Arkadaşlarımızın gelmesinin heyecanıyla herkes Büyük Salon'a, akşam yemeğine gitmişlerdi. Ben Zelda'ya içeriği Noel tatili olan bir mektubu bitirmek için geride kalmıştım ama şimdi yollamaya gidip daha fazla yemeğe geç kalamazdım. Hemen son cümlemi yazdıktan sonra aşağı indim, Ortak Salonda kimsecikler kalmamıştı. Sirius haricinde.

''İşte geldin!'' Sirius sanırsam beni bekliyordu.

''Beni mi bekliyordun, keşke gitseydin yemeği kaçıracaktın.''

''Senin kaçırmayacağına güvendim,''dedi oturduğu koltuktan ayağa kalkan Sirius. ''Hem şu Voldemort haberlerinden sonra koridorda tek başına gezinmemen gerektiğini düşündüm, Slytherin'ler muggle doğumlulara saldırmak için minicik bir cesaretlendirme arıyorlardı zaten.''

Gülerek, ''Bazen muggle doğumlu olduğumu unutuyorum,'' dedim.
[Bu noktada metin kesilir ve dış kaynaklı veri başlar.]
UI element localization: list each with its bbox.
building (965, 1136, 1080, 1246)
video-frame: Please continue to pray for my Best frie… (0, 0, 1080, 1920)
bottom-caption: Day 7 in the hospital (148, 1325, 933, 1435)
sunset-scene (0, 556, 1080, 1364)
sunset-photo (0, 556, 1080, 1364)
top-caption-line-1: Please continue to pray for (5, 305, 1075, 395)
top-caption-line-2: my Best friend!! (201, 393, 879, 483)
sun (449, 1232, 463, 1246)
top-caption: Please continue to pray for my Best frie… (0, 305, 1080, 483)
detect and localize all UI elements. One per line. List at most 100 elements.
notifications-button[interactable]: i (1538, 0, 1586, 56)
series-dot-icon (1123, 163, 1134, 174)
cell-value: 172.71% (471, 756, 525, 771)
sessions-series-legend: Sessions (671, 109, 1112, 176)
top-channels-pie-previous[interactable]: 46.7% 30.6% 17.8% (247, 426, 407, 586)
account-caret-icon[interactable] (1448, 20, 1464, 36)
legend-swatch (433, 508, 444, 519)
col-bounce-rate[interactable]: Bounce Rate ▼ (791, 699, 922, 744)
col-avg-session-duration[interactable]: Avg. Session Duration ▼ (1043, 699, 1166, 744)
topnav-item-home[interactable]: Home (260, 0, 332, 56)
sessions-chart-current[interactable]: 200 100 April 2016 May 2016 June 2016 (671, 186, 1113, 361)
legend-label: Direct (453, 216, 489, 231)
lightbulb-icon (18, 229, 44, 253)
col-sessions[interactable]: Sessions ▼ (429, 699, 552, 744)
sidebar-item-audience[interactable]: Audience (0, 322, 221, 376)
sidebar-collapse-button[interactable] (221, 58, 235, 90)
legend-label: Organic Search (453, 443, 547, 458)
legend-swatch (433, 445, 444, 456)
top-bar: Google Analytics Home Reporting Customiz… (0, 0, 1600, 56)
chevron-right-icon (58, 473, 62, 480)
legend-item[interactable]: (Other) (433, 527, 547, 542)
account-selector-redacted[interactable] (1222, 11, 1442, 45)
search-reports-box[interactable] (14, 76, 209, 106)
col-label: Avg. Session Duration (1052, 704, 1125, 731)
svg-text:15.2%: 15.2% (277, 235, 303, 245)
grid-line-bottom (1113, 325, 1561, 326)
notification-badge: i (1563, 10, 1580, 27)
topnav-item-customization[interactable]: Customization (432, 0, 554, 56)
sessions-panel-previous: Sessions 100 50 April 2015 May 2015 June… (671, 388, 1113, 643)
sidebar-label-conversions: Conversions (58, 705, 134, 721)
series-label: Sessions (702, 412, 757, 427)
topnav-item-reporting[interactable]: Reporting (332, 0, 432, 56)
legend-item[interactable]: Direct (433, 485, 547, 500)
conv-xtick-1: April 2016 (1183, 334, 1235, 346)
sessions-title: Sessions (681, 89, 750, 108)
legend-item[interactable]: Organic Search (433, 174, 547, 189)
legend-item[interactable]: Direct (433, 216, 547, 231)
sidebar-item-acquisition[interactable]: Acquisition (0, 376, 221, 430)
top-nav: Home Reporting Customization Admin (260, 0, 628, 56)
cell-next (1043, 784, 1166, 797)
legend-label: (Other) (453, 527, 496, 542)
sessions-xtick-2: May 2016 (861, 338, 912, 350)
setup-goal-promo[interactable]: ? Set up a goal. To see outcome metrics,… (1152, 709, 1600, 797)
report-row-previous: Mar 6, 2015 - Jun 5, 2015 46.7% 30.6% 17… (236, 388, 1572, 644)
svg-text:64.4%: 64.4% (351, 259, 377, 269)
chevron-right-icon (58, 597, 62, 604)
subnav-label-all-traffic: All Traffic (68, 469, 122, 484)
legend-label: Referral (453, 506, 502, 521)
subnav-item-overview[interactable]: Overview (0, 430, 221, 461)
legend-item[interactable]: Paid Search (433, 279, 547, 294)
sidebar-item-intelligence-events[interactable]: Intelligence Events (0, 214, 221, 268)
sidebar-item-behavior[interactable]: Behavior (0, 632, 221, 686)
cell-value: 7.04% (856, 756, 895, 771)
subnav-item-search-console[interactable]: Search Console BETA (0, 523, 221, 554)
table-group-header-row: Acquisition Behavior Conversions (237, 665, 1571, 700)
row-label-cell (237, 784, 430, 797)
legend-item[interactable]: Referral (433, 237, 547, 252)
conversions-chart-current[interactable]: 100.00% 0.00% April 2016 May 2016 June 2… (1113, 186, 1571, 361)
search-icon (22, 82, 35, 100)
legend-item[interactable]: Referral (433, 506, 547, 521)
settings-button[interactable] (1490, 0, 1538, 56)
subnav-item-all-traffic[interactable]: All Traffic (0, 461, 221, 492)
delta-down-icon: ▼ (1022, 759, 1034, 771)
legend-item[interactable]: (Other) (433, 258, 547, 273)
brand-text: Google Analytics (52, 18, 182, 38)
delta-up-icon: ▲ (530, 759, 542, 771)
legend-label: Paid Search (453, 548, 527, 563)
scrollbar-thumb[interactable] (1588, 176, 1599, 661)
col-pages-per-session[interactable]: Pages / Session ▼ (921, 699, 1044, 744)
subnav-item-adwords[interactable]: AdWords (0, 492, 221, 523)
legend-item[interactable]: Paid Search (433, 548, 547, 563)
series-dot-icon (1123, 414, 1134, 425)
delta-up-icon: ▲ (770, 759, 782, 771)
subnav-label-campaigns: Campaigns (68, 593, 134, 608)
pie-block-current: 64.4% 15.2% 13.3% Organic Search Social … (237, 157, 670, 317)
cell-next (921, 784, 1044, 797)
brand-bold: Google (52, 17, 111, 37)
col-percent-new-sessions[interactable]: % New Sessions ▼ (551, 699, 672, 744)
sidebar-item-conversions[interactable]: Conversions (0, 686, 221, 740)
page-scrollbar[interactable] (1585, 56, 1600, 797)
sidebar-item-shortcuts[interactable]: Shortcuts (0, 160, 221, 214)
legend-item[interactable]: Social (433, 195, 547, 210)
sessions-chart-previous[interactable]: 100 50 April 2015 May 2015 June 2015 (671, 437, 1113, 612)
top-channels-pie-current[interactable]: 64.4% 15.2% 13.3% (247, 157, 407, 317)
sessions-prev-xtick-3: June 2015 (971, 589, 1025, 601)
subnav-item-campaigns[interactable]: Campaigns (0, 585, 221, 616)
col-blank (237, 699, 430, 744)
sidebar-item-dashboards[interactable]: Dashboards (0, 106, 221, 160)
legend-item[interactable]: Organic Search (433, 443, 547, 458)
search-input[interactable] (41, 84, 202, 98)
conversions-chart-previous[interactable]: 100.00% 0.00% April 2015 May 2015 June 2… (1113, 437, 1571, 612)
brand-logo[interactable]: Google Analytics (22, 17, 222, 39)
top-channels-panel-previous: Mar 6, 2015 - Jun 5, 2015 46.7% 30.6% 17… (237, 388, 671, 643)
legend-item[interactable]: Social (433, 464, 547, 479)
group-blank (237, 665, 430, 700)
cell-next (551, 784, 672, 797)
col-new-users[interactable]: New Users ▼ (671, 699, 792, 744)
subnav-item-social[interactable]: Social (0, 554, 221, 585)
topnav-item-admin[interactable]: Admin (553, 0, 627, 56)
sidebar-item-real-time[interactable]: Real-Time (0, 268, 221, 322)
Portre deliğinden çıkıp Büyük Salon'a doğru yöneldik. ''Kendimi tamamen muggle zannediyorum.''

Sirius gülümsedi, ''Bu tam senlik bir şey,'' dedi.

''Ayrıca beni sen mi koruyacaksın, kendimi koruyabileceğimi biliyorsun.'' Sirius'a yandan bir bakış attım.

''Biliyorum ama senin aklına asayla korunmaktan çok yumruklar geliyor.''

Ortak Salon'a girmeden önce, ''Şansa bak ki tırnaklarım çok uzadı,'' dedim kendi tırnaklarıma bakarak. Ortak Salon'a girdiğimizde herkes bize bakmaya başladı çünkü herkes çoktan oturmuş ve yemeğini yiyordu, bir tek biz-yani ben- geç kalmıştık. Fısırtılar dolaştı ama bu Sirius'un her zaman gördüğü bir ilgi olduğundan görmezden geldim. ''Aslında Patronus yapmayı öğrensem iyi olur.''

''Ben öğretebilirim, gerçi Aylak bu konuda hepimizden daha iyi.''

''Remus'tan rica edebilirim.''

Herkes döneceği için Çapulcular bir parti planlamışlardı. ''Partiyi bugün yapmasanız olmaz mıydı? Bazılarımız uzun yoldan geldi ve gerçekten yorgun.'' Mary partinin o gün olmasından yakındı.

''Evet yarın mesela?''dedi Marlene. Akşam yemeğinde hep beraber yemek yiyerek sohbet ediyorduk.

''Yarın cezaya kalacağız,'' dedi James.